Selon le groupe, les aliments élevés d’élaboration comprennent les plats terminés tels que les barres de céréales ou les lasagnes congelées. Les aliments à transformation mini-transformés incluent des tribunaux tels que des spaghettis bolognais maison ou de l’avoine nocturne, c’est-à-dire des flocons d’avoine trempés pendant la nuit.

La nourriture a été donnée aux sujets

Certains des 55 adultes en surpoids qui ont participé à l’étude se sont nourris pendant huit semaines à partir d’aliments hautement transformés et dans une deuxième partie de l’étude pendant huit semaines pour les aliments peu transformés – l’autre partie dans l’ordre inverse. Entre les deux phases de huit semaines, il y a eu une pause de deux semaines, dans laquelle tout le monde a mangé comme d’habitude.

Il y avait plusieurs caractéristiques spéciales:

• Dans les deux cas, le don de la nourriture était basé sur les recommandations officielles du gouvernement britannique pour une alimentation saine («Eatwell Guide»). Dans les deux cas, une alimentation équilibrée avec des protéines, des glucides, des graisses saturées et des quantités recommandées de fruits et légumes ont été garanties dans les deux cas.

• La nourriture a été livrée aux sujets. Ceux-ci devraient les manger autant qu’ils le voulaient. À l’exception des aliments mis à disposition, la vie quotidienne n’a pas changé, par exemple, compte tenu de l’environnement ou des niveaux d’activité habituels. Au milieu, des enquêtes se sont produites.

• Les participants n’ont pas appris à l’avance ou pendant la période d’enquête que l’étude concernait la perte de poids. Ils n’ont donc pas fait des efforts ciblés pour manger moins.

Le résultat: la plupart des participants ont perdu du poids – dans les deux phases. Les chercheurs imaginent que cela était dû à l’orientation vers les directives pour une alimentation saine. Cependant, aux fins du processus de transformation des aliments, une différence significative pourrait être déterminée: dans le régime alimentaire le plus naturel, les participants ont réduit leur poids de 2,06% en moyenne et pendant la période avec des aliments hautement transformés, il n’était que de 1,05%.

Différence claire pendant des périodes plus longues

“Une réduction de deux pour cent peut ne pas sembler être beaucoup, mais ce n’est que pour huit semaines et sans agir en train de réduire activement leur enregistrement”, explique le premier auteur Samuel. “Si nous calculons ces résultats pendant une année entière, nous nous attendrions à une réduction de 13% du poids chez les hommes et à 9% pour les femmes ayant un régime alimentaire avec des aliments peu transformés, mais seulement une réduction de poids de 4% chez les hommes et 5% chez les femmes dans un régime alimentaire avec des produits très transformés. Au fil du temps, cela se développerait à une grande différence.”

Selon les chercheurs, la plus grande perte de poids est dérivée d’une réduction de la masse grasse, sans changer la masse musculaire, que le groupe interprète comme une composition corporelle plus saine. De plus, s’ils mangeaient des aliments moins transformés, les participants ont eu moins de envies et ont pu mieux leur résister.

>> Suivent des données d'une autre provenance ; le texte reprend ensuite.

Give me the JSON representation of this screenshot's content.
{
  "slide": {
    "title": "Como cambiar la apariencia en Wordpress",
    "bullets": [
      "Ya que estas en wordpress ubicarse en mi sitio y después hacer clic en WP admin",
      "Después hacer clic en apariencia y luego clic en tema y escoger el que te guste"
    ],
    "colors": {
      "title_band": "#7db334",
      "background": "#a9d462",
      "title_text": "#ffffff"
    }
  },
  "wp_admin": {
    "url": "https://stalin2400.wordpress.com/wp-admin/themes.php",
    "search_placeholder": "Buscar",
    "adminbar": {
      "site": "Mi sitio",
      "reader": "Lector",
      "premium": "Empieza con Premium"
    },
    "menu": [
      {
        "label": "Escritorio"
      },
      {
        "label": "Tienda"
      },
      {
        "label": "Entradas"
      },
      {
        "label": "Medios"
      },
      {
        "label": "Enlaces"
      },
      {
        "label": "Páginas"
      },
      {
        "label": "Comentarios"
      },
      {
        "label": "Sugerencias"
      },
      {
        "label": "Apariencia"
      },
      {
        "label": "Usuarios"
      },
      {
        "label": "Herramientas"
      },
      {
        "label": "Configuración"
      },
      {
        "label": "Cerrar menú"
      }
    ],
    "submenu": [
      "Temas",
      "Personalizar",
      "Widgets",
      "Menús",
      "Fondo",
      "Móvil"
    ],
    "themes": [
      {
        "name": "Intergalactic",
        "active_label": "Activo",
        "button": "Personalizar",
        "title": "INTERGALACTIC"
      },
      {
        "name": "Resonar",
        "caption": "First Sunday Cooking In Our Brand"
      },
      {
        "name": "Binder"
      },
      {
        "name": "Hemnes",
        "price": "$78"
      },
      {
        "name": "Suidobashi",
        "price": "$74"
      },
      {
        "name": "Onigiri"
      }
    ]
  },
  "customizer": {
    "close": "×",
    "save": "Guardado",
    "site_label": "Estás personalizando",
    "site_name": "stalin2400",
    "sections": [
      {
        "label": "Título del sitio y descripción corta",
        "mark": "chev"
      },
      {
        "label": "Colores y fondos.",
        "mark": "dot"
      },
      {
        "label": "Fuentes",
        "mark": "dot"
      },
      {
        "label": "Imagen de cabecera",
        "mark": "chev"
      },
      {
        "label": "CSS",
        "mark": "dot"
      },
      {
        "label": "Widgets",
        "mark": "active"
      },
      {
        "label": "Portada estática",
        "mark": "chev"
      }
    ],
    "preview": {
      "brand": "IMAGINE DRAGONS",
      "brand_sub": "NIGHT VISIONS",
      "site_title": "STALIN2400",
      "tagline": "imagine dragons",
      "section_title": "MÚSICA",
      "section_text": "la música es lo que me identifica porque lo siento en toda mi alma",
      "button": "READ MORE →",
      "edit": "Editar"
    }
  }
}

Louange pour la méthodologie

Le nutritionniste Mathias Fasshauer de l’Université de Gießen, qui n’est pas impliqué dans l’étude, a salué le projet d’étude britannique afin que “les deux périodes d’intervention de huit semaines diffèrent exclusivement dans le degré de transformation de la nourriture”.

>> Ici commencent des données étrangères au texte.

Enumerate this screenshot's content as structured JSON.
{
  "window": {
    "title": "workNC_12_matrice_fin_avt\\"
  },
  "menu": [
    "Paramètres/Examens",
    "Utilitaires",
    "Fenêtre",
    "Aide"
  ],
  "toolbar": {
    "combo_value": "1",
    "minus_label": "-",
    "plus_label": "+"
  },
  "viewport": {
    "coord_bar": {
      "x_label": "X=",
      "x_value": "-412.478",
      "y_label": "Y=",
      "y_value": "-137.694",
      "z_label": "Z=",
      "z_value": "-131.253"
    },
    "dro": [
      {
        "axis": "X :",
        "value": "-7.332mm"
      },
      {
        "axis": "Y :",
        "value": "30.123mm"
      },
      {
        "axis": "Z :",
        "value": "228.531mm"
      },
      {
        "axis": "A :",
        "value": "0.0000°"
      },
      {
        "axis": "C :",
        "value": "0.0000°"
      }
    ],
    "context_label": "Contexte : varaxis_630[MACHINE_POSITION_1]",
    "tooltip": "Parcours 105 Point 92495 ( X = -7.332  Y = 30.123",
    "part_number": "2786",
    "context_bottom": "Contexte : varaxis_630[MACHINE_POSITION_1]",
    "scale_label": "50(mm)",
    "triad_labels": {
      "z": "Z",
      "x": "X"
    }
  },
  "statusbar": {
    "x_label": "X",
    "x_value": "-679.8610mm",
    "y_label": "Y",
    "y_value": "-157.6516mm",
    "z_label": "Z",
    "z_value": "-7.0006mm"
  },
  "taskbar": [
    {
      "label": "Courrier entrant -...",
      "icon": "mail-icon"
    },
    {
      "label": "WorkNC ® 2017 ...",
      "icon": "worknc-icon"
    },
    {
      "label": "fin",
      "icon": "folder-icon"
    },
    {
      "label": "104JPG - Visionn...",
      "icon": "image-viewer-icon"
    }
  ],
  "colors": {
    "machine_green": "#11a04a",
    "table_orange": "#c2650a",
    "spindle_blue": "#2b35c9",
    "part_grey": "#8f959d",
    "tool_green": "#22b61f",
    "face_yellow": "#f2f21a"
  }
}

“Les indications sont désormais massivement que les aliments hautement transformés sont le conducteur pertinent pour l’augmentation mondiale de l’obésité et leurs complications au cours des 50 dernières années”, a déclaré Fasshauer.

Chris Van Tulleken, l’un des auteurs de l’étude de Londres impliqués, considère les grandes entreprises alimentaires et la politique comme une responsabilité: les aliments actuellement relativement malsains sont le choix le plus simple pour beaucoup en raison de leur large disponibilité. Les résultats ont souligné la nécessité de déplacer l’attention politique de la responsabilité individuelle et d’autres causes de l’obésité, telles que l’influence des sociétés alimentaires multinationales.